Бездыханные ІІІ - Кон Айзель
— Надеюсь, вам нравятся творения мастеров эпохи Возрождения, ибо в нашей гостиной находятся лишь такого рода картины, — не отрывая глаз от книги, произнес Данте, чем нарушил довольно длительное молчание и заставил брюнета испуганно вздрогнуть. — Справа от вас, например, находится полотно одного из учеников Леонардо да Винчи. Он попытался перерисовать одну из последних робот мастера «Иоанн Предтеча». Копия вышла довольно схожей с оригиналом, и незнающий глаз может даже их спутать, но вы, верно, сможете заметить главное отличие — лицо ученического Иоанна лишено того загадочного выражения, присущего Иоанну мастера Леонарда. Можете сами удостовериться в этом.
Данте замолчал и вновь погрузился в книгу. Примерно минут десять Рейн все еще стоял неподвижно, после чего вдруг сделал неуверенный шаг вперед и медленно направился к той самой картине, о которой говорил блондин. В ту ночь он смотрел на нее. Последующие несколько дней, равных количеству картин в гостиной, Рейн провел там же. Но теперь, вместе с ним, там иногда находился кто-то из жильцов особняка, ведь эта комната была их обычным местом времяпровождения. И даже так Рейну никто не мешал. Он смотрел на картины, остальные занимались своими делами. И плюс был в том, что теперь брюнет не содрогался при каждом шорохе или незнакомом звуке.

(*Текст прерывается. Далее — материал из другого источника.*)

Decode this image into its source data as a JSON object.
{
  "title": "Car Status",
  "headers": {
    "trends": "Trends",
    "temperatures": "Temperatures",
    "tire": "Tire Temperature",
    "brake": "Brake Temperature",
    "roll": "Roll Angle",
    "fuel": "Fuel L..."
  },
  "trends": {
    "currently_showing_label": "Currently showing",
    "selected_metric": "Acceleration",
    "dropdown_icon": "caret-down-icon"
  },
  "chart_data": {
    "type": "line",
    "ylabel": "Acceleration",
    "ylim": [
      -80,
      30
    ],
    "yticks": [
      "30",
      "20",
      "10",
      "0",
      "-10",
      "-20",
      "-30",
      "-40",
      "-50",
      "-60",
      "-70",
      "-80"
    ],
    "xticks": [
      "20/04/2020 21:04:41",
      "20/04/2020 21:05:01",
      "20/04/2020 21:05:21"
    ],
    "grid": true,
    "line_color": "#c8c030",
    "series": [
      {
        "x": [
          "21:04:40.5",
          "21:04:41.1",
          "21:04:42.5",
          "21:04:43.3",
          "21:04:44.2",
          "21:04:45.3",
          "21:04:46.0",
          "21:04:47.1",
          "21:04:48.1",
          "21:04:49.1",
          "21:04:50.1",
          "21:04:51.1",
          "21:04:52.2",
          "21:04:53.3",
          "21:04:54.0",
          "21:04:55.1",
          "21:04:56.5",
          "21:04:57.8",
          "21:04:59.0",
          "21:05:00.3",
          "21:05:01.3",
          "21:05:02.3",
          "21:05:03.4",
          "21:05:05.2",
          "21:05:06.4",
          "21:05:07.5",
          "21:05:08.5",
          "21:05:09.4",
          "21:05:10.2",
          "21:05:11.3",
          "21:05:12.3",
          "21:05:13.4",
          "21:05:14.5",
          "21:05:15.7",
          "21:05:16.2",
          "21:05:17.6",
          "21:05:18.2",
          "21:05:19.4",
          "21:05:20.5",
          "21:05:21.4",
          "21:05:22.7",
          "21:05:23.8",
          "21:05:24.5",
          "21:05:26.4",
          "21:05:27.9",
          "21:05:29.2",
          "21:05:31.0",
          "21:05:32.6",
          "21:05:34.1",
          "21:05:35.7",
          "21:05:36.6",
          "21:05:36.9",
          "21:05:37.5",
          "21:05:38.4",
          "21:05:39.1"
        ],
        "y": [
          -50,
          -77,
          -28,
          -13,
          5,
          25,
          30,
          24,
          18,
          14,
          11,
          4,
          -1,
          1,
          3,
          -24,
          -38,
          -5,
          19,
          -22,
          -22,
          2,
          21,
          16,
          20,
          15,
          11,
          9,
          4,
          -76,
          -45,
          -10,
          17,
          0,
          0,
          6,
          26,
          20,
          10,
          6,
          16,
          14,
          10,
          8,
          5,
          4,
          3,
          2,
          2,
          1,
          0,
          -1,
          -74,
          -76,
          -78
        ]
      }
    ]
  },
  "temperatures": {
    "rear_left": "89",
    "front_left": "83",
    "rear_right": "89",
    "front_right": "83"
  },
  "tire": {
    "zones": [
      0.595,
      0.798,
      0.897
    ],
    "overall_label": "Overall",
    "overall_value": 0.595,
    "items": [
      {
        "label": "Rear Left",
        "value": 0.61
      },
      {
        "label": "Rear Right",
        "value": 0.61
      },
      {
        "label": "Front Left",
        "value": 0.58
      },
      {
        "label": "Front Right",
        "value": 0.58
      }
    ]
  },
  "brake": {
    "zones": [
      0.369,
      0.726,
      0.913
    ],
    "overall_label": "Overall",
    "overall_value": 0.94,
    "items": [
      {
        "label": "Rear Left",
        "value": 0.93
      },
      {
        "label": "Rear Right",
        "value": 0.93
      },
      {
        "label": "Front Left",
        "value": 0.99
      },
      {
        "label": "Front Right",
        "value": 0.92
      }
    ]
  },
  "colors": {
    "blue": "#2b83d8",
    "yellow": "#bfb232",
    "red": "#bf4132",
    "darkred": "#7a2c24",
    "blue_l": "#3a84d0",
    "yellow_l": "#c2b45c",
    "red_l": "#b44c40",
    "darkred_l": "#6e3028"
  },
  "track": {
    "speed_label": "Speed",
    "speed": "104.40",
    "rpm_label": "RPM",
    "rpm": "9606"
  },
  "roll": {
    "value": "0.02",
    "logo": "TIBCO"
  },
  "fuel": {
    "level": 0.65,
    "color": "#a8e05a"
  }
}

Примерно через две недели Рейн пересмотрел все картины, находившиеся на первом этаже. Он опять поднялся на второй и теперь стал заглядывать в комнаты. Комнаты Данте, Мелори и Криса он не посещал, по крайней мере, в те моменты, когда они в них находились. И вот однажды ему пришлось зайти в ту комнату, которую жильцы этого дома решили оставить полностью пустой. Не было ни мебели, ни обоев, ничего — лишь деревянный пол и белые стены. Данте видел, куда направился Рейн и стал возле распахнутой двери той самой комнаты, наблюдая за озадаченным лицом парня. И тогда Рейн в первый раз, за время своей смерти, заговорил.
— Тут нет красок, — произнес он тихим, от непривычки, голосом.
— Вы имеете в виду картины? Или то, что комната сама по себе чиста, как лист? — спокойно спросил дворецкий, никак не выражая эмоций по поводу того, что парень наконец-то таки начал говорить.
— Чисто… Ничего нет.
— Просто у этой комнаты пока нет предназначения, поэтому она и пустует.
На самом же деле, комната была пуста не просто так. В оригинальном поместье Волейхайф эта комната принадлежала единственному сыну графа и графини Волейхайф. Именно для той комнаты Данте рвал бутоны роз в память о маленьком господине. Ни Мелори, ни кому-либо из нас не известна история жизни Данте и причина, по которой он воззвал Дьявола о помощи, тем самым, поставив на себе клеймо умершего. И, наверное, чувство вины из-за смерти графской семьи было слишком сильным, чтобы его можно было вынести, оставаясь в здравом рассудке. А смерть маленького графа была по истине ужасной, раз блондин так сильно на это среагировал. Мелори говорила, что когда Данте, еще будучи в настоящем поместье Волейхайф, заходил в комнату мальчика, на его лице всегда играла лишь горькая виноватая улыбка, а сам мужчина становился почти недосягаем для реального мира и полностью погружался в свои мысли. Поэтому, когда они с Мелори переехали сюда, в Спрингс, и решили построить мини-версию поместья Волейхайф, было решено, что та комната останется пустой. Данте даже не спорил. Он сам понимал, что слишком сильно привязался к своему прошлому.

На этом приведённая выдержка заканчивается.